EC proposes broadband installation savings

European Commission (EC) proposes to cut costs of installing fibre broadband by 30% to address the lack of standards across Europe

New rules to cut the deployment costs of fibre broadband have been laid out by the European Commission (EC), with an aim of encouraging a faster roll-out of the technology.  

The draft regulation aims for a 30% reduction of the bill of civil engineering – namely digging up roads –which the EC claimed accounted for 80% of deploying superfast broadband. The reduction could be equivalent to between €40bn and €60bn for network operators. 

"Everyone deserves fast broadband,” said Neelie Kroes, vice-president of the EC and responsible for the digital agenda. “I want to burn the red tape that is stopping us for getting there.”

There are four main parts to the proposal, which the EC claims build on existing best practices in place today in a number of EU states, including the UK.  

First was to ensure new and renovated buildings came fully equipped with superfast broadband, meaning fibres could be laid when building works were already providing the holes in the ground to deploy.  

Second was putting in place a precedent to open up existing infrastructure, such as ducts, manholes, cabinets and poles for other operators to run their fibre down or across.
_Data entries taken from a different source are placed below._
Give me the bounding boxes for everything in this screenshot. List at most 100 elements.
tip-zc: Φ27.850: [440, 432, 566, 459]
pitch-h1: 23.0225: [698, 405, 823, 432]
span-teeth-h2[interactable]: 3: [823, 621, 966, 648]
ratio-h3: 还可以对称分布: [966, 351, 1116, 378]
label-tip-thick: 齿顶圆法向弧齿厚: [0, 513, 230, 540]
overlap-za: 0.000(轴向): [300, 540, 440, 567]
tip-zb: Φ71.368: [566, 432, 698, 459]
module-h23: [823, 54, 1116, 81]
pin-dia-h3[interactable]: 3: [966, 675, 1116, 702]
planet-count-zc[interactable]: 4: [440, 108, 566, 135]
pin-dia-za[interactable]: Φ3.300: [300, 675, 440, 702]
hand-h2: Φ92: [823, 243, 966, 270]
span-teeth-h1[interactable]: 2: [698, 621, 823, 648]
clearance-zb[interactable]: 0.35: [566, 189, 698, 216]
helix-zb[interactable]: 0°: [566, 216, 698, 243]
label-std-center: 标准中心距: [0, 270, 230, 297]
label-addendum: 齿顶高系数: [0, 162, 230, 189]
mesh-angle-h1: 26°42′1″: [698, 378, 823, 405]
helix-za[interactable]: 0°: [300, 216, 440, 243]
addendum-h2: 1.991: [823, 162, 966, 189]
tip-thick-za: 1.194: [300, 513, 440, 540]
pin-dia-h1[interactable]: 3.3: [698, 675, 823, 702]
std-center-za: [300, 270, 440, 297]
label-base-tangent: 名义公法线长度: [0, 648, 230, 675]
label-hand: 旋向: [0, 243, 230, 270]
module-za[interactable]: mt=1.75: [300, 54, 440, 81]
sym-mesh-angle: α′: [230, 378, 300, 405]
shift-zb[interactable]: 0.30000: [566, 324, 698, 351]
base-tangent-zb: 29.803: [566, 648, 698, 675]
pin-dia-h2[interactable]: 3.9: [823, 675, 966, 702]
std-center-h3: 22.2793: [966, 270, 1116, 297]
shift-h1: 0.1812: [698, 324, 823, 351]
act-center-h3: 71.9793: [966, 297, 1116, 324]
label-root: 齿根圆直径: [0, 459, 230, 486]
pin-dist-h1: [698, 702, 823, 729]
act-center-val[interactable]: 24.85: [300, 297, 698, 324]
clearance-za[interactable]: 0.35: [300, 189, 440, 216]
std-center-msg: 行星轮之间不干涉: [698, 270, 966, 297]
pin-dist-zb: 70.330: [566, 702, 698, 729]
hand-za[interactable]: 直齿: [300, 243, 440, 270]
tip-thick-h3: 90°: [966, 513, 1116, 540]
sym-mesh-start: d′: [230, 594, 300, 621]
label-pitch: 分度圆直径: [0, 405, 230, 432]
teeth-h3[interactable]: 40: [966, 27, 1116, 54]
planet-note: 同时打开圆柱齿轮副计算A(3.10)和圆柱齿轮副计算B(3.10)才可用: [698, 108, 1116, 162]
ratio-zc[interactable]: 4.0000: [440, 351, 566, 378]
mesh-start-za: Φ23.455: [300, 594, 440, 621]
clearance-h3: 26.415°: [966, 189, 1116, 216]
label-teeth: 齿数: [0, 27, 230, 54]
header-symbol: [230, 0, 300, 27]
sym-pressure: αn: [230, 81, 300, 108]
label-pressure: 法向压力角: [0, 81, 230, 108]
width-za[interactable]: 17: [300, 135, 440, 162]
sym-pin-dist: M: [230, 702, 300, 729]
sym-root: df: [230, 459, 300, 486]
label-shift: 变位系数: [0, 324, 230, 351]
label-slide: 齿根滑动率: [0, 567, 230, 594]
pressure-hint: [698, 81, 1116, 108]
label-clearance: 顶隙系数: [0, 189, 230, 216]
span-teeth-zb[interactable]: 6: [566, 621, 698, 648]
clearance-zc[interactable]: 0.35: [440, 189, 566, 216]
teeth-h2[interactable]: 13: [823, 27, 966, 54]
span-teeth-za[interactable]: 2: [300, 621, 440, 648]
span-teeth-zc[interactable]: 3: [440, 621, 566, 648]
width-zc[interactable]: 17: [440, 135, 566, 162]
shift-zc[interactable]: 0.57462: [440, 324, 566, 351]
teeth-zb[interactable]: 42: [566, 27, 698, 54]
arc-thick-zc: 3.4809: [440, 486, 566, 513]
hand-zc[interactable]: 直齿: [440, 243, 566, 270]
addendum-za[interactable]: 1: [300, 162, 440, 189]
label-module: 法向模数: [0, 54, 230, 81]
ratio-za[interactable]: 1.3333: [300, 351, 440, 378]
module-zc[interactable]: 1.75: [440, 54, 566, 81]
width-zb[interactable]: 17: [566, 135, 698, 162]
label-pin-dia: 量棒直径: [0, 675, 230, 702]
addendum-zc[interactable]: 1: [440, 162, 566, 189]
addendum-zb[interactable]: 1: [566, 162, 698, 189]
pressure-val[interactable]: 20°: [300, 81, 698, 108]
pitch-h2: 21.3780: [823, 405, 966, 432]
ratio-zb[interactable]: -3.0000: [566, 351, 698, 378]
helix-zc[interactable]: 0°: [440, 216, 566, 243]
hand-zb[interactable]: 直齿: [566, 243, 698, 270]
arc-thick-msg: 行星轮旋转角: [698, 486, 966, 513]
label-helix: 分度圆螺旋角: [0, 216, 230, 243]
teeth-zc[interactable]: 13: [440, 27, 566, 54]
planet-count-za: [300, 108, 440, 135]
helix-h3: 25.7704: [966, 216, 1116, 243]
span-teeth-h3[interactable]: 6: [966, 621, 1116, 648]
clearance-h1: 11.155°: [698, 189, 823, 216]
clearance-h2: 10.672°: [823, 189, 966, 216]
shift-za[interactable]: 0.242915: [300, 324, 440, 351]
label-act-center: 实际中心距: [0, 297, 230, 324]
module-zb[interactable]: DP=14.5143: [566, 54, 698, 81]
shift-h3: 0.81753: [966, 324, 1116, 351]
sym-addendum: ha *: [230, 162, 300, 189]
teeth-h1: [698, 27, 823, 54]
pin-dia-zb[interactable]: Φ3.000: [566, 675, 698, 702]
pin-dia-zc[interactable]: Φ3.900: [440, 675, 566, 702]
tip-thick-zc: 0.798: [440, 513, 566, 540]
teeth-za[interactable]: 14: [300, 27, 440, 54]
Third, the EC wanted better coordination between network operators and civil works so if, for example, a road was being dug-up by the council or another utility supplier, both organisations could take advantage and halve the costs involved.

The final suggestion was aimed at cutting the red tape, as Kroes suggested, by simplifying the process of getting a permit for works, making sure applications were processed within six months and all requests could be made through a single point of contact.

"In most places, today's rules hurt Europe's competitiveness," added Kroes. “The EC wants to make it quicker and cheaper to get that broadband."

The proposals will now go to the European Council for approval before anything gets written into legislation. However, the EC promised the “organisational issues” of putting these regulations in place will “very much [be left] to the discretion of member states.”